Magave cooperative is located in the village of Wolongo in M’Banza Kongo, Angola, and consists of 35 members. The cooperative board controls 1500 hectares, of which only 214 hectares of land are used for production. They grow fruits, vegetables and legumes, such as bananas, oranges, lemons, mangoes, papayas, tomatoes, green pepper, eggplants, okra, leaf cabbage, head cabbage, common beans, soybeans, cassava and maize.Their farming methods are also well mechanized, as the cooperative uses tractors, rotators, planters, a seed drill, etc.

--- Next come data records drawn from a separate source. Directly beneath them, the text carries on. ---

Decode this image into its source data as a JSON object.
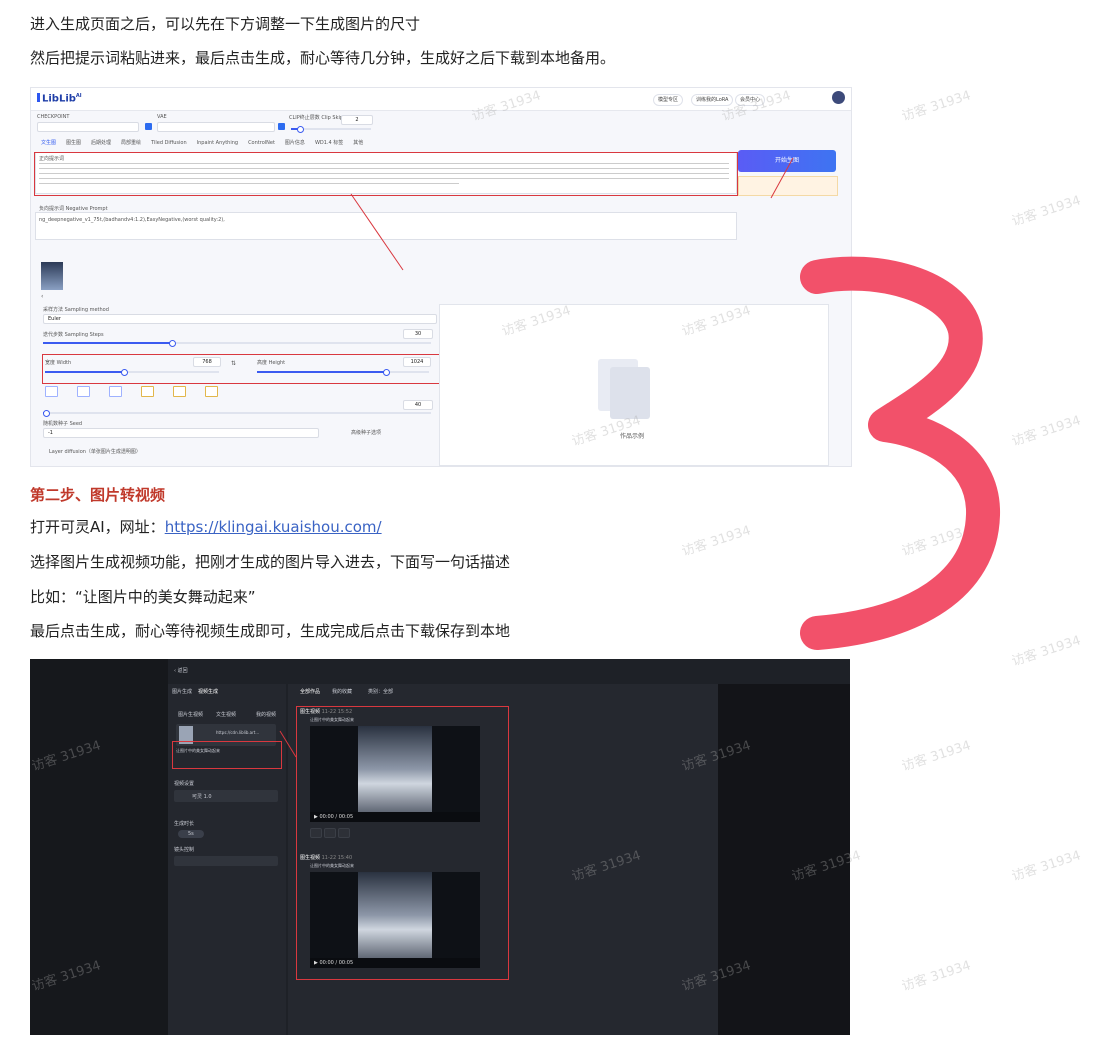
{
  "article": {
    "line1": "进入生成页面之后，可以先在下方调整一下生成图片的尺寸",
    "line2": "然后把提示词粘贴进来，最后点击生成，耐心等待几分钟，生成好之后下载到本地备用。",
    "step2_heading": "第二步、图片转视频",
    "open_prefix": "打开可灵AI，网址：",
    "kling_url": "https://klingai.kuaishou.com/",
    "line_select": "选择图片生成视频功能，把刚才生成的图片导入进去，下面写一句话描述",
    "line_example": "比如：“让图片中的美女舞动起来”",
    "line_final": "最后点击生成，耐心等待视频生成即可，生成完成后点击下载保存到本地"
  },
  "watermark": "访客 31934",
  "colors": {
    "heading": "#c0392b",
    "link": "#3a63c4",
    "annotation": "#d9383f",
    "scribble": "#f2516a"
  },
  "liblib": {
    "logo": "LibLib",
    "logo_sup": "AI",
    "top_buttons": [
      "模型专区",
      "训练我的LoRA",
      "会员中心"
    ],
    "checkpoint_label": "CHECKPOINT",
    "vae_label": "VAE",
    "clip_label": "CLIP终止层数 Clip Skip",
    "clip_value": "2",
    "tabs": [
      "文生图",
      "图生图",
      "后期处理",
      "局部重绘",
      "Tiled Diffusion",
      "Inpaint Anything",
      "ControlNet",
      "图片信息",
      "WD1.4 标签",
      "其他"
    ],
    "prompt_label": "正向提示词",
    "negative_label": "负向提示词 Negative Prompt",
    "negative_text": "ng_deepnegative_v1_75t,(badhandv4:1.2),EasyNegative,(worst quality:2),",
    "generate_label": "开始生图",
    "sampler_value": "Euler",
    "steps_label": "迭代步数 Sampling Steps",
    "steps_value": "30",
    "width_label": "宽度 Width",
    "width_value": "768",
    "height_label": "高度 Height",
    "height_value": "1024",
    "batch_count": "40",
    "seed_label": "随机数种子 Seed",
    "seed_value": "-1",
    "layer_label": "Layer diffusion（单张图片生成透明图）",
    "preview_label": "作品示例"
  },
  "kling": {
    "back": "返回",
    "panel_tabs": [
      "图片生成",
      "视频生成"
    ],
    "mode_tabs": [
      "图片生视频",
      "文生视频",
      "我的视频"
    ],
    "upload_name": "https://cdn.liblib.art...",
    "prompt_text": "让图片中的美女舞动起来",
    "settings_label": "视频设置",
    "model_label": "可灵 1.0",
    "duration_label": "生成时长",
    "duration_value": "5s",
    "camera_label": "镜头控制",
    "main_tabs": [
      "全部作品",
      "我的收藏",
      "类别：全部"
    ],
    "items": [
      {
        "title": "图生视频",
        "time": "11-22 15:52",
        "desc": "让图片中的美女舞动起来",
        "time_code": "00:00 / 00:05"
      },
      {
        "title": "图生视频",
        "time": "11-22 15:40",
        "desc": "让图片中的美女舞动起来",
        "time_code": "00:00 / 00:05"
      }
    ]
  }
}
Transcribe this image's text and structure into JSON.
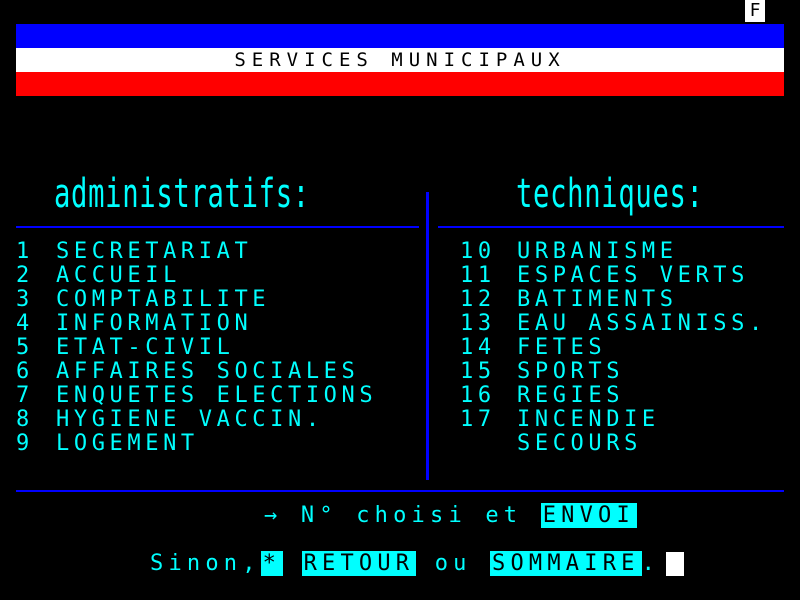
{
  "colors": {
    "cyan": "#00ffff",
    "blue": "#0000ff",
    "red": "#ff0000",
    "white": "#ffffff",
    "black": "#000000"
  },
  "status": {
    "indicator": "F"
  },
  "banner": {
    "title": "SERVICES MUNICIPAUX"
  },
  "left_column": {
    "heading": "administratifs:",
    "items": [
      {
        "num": "1",
        "label": "SECRETARIAT"
      },
      {
        "num": "2",
        "label": "ACCUEIL"
      },
      {
        "num": "3",
        "label": "COMPTABILITE"
      },
      {
        "num": "4",
        "label": "INFORMATION"
      },
      {
        "num": "5",
        "label": "ETAT-CIVIL"
      },
      {
        "num": "6",
        "label": "AFFAIRES SOCIALES"
      },
      {
        "num": "7",
        "label": "ENQUETES ELECTIONS"
      },
      {
        "num": "8",
        "label": "HYGIENE VACCIN."
      },
      {
        "num": "9",
        "label": "LOGEMENT"
      }
    ]
  },
  "right_column": {
    "heading": "techniques:",
    "items": [
      {
        "num": "10",
        "label": "URBANISME"
      },
      {
        "num": "11",
        "label": "ESPACES VERTS"
      },
      {
        "num": "12",
        "label": "BATIMENTS"
      },
      {
        "num": "13",
        "label": "EAU ASSAINISS."
      },
      {
        "num": "14",
        "label": "FETES"
      },
      {
        "num": "15",
        "label": "SPORTS"
      },
      {
        "num": "16",
        "label": "REGIES"
      },
      {
        "num": "17",
        "label": "INCENDIE"
      },
      {
        "num": "",
        "label": "SECOURS"
      }
    ]
  },
  "footer": {
    "line1_text": "→ N° choisi et ",
    "envoi_key": "ENVOI",
    "line2_prefix": "Sinon,",
    "star_key": "*",
    "retour_key": "RETOUR",
    "ou_text": " ou ",
    "sommaire_key": "SOMMAIRE",
    "line2_suffix": "."
  }
}
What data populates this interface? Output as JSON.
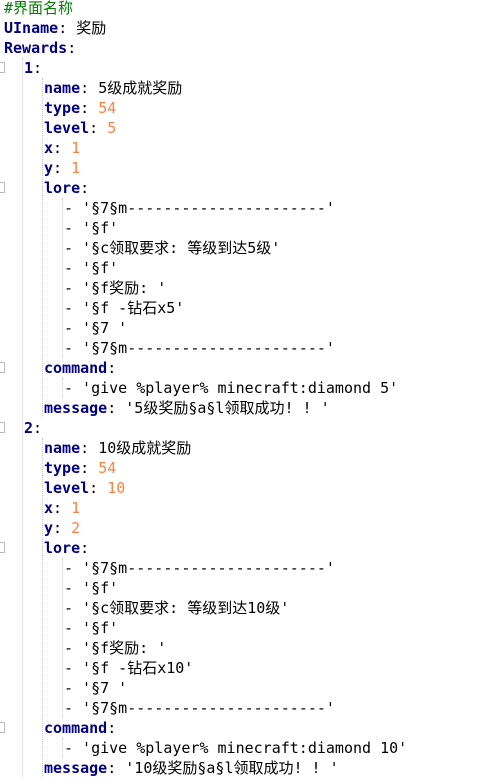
{
  "lines": [
    {
      "indent": 0,
      "parts": [
        {
          "t": "#界面名称",
          "c": "comment"
        }
      ]
    },
    {
      "indent": 0,
      "parts": [
        {
          "t": "UIname",
          "c": "key"
        },
        {
          "t": ": ",
          "c": "punct"
        },
        {
          "t": "奖励",
          "c": "str"
        }
      ]
    },
    {
      "indent": 0,
      "parts": [
        {
          "t": "Rewards",
          "c": "key"
        },
        {
          "t": ":",
          "c": "punct"
        }
      ]
    },
    {
      "indent": 2,
      "parts": [
        {
          "t": "1",
          "c": "key"
        },
        {
          "t": ":",
          "c": "punct"
        }
      ]
    },
    {
      "indent": 4,
      "parts": [
        {
          "t": "name",
          "c": "key"
        },
        {
          "t": ": ",
          "c": "punct"
        },
        {
          "t": "5级成就奖励",
          "c": "str"
        }
      ]
    },
    {
      "indent": 4,
      "parts": [
        {
          "t": "type",
          "c": "key"
        },
        {
          "t": ": ",
          "c": "punct"
        },
        {
          "t": "54",
          "c": "num"
        }
      ]
    },
    {
      "indent": 4,
      "parts": [
        {
          "t": "level",
          "c": "key"
        },
        {
          "t": ": ",
          "c": "punct"
        },
        {
          "t": "5",
          "c": "num"
        }
      ]
    },
    {
      "indent": 4,
      "parts": [
        {
          "t": "x",
          "c": "key"
        },
        {
          "t": ": ",
          "c": "punct"
        },
        {
          "t": "1",
          "c": "num"
        }
      ]
    },
    {
      "indent": 4,
      "parts": [
        {
          "t": "y",
          "c": "key"
        },
        {
          "t": ": ",
          "c": "punct"
        },
        {
          "t": "1",
          "c": "num"
        }
      ]
    },
    {
      "indent": 4,
      "parts": [
        {
          "t": "lore",
          "c": "key"
        },
        {
          "t": ":",
          "c": "punct"
        }
      ]
    },
    {
      "indent": 6,
      "parts": [
        {
          "t": "- '§7§m----------------------'",
          "c": "str"
        }
      ]
    },
    {
      "indent": 6,
      "parts": [
        {
          "t": "- '§f'",
          "c": "str"
        }
      ]
    },
    {
      "indent": 6,
      "parts": [
        {
          "t": "- '§c领取要求: 等级到达5级'",
          "c": "str"
        }
      ]
    },
    {
      "indent": 6,
      "parts": [
        {
          "t": "- '§f'",
          "c": "str"
        }
      ]
    },
    {
      "indent": 6,
      "parts": [
        {
          "t": "- '§f奖励: '",
          "c": "str"
        }
      ]
    },
    {
      "indent": 6,
      "parts": [
        {
          "t": "- '§f -钻石x5'",
          "c": "str"
        }
      ]
    },
    {
      "indent": 6,
      "parts": [
        {
          "t": "- '§7 '",
          "c": "str"
        }
      ]
    },
    {
      "indent": 6,
      "parts": [
        {
          "t": "- '§7§m----------------------'",
          "c": "str"
        }
      ]
    },
    {
      "indent": 4,
      "parts": [
        {
          "t": "command",
          "c": "key"
        },
        {
          "t": ":",
          "c": "punct"
        }
      ]
    },
    {
      "indent": 6,
      "parts": [
        {
          "t": "- 'give %player% minecraft:diamond 5'",
          "c": "str"
        }
      ]
    },
    {
      "indent": 4,
      "parts": [
        {
          "t": "message",
          "c": "key"
        },
        {
          "t": ": ",
          "c": "punct"
        },
        {
          "t": "'5级奖励§a§l领取成功! ! '",
          "c": "str"
        }
      ]
    },
    {
      "indent": 2,
      "parts": [
        {
          "t": "2",
          "c": "key"
        },
        {
          "t": ":",
          "c": "punct"
        }
      ]
    },
    {
      "indent": 4,
      "parts": [
        {
          "t": "name",
          "c": "key"
        },
        {
          "t": ": ",
          "c": "punct"
        },
        {
          "t": "10级成就奖励",
          "c": "str"
        }
      ]
    },
    {
      "indent": 4,
      "parts": [
        {
          "t": "type",
          "c": "key"
        },
        {
          "t": ": ",
          "c": "punct"
        },
        {
          "t": "54",
          "c": "num"
        }
      ]
    },
    {
      "indent": 4,
      "parts": [
        {
          "t": "level",
          "c": "key"
        },
        {
          "t": ": ",
          "c": "punct"
        },
        {
          "t": "10",
          "c": "num"
        }
      ]
    },
    {
      "indent": 4,
      "parts": [
        {
          "t": "x",
          "c": "key"
        },
        {
          "t": ": ",
          "c": "punct"
        },
        {
          "t": "1",
          "c": "num"
        }
      ]
    },
    {
      "indent": 4,
      "parts": [
        {
          "t": "y",
          "c": "key"
        },
        {
          "t": ": ",
          "c": "punct"
        },
        {
          "t": "2",
          "c": "num"
        }
      ]
    },
    {
      "indent": 4,
      "parts": [
        {
          "t": "lore",
          "c": "key"
        },
        {
          "t": ":",
          "c": "punct"
        }
      ]
    },
    {
      "indent": 6,
      "parts": [
        {
          "t": "- '§7§m----------------------'",
          "c": "str"
        }
      ]
    },
    {
      "indent": 6,
      "parts": [
        {
          "t": "- '§f'",
          "c": "str"
        }
      ]
    },
    {
      "indent": 6,
      "parts": [
        {
          "t": "- '§c领取要求: 等级到达10级'",
          "c": "str"
        }
      ]
    },
    {
      "indent": 6,
      "parts": [
        {
          "t": "- '§f'",
          "c": "str"
        }
      ]
    },
    {
      "indent": 6,
      "parts": [
        {
          "t": "- '§f奖励: '",
          "c": "str"
        }
      ]
    },
    {
      "indent": 6,
      "parts": [
        {
          "t": "- '§f -钻石x10'",
          "c": "str"
        }
      ]
    },
    {
      "indent": 6,
      "parts": [
        {
          "t": "- '§7 '",
          "c": "str"
        }
      ]
    },
    {
      "indent": 6,
      "parts": [
        {
          "t": "- '§7§m----------------------'",
          "c": "str"
        }
      ]
    },
    {
      "indent": 4,
      "parts": [
        {
          "t": "command",
          "c": "key"
        },
        {
          "t": ":",
          "c": "punct"
        }
      ]
    },
    {
      "indent": 6,
      "parts": [
        {
          "t": "- 'give %player% minecraft:diamond 10'",
          "c": "str"
        }
      ]
    },
    {
      "indent": 4,
      "parts": [
        {
          "t": "message",
          "c": "key"
        },
        {
          "t": ": ",
          "c": "punct"
        },
        {
          "t": "'10级奖励§a§l领取成功! ! '",
          "c": "str"
        }
      ]
    }
  ],
  "colors": {
    "comment": "#008000",
    "key": "#000080",
    "number": "#ff8040",
    "text": "#000000"
  }
}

Magave cooperative intends to expand the area under fruit production by 50%, however, there are some problems hindering the fruit farming industry in the Magave cooperative; primarily citrus disease such as citrus canker, melanose, creasy spot, sooty mold, root rot, and insects like: aphids, citrus, whitefly, orange dog caterpillars, citrus thrips, and brown soft scale. The cooperative hopes to start growing in green houses and introduce fruit grafting methods; in addition, the farmers hope that good farming methods may enable the farmer to extend the idea to the neighboring communities, and start providing citrus plants to farmers in M’banza Congo. The cooperative has requested assistance from a Farmer-to-Farmer volunteer provide technical assistance in training his farm members on citrus nursery management.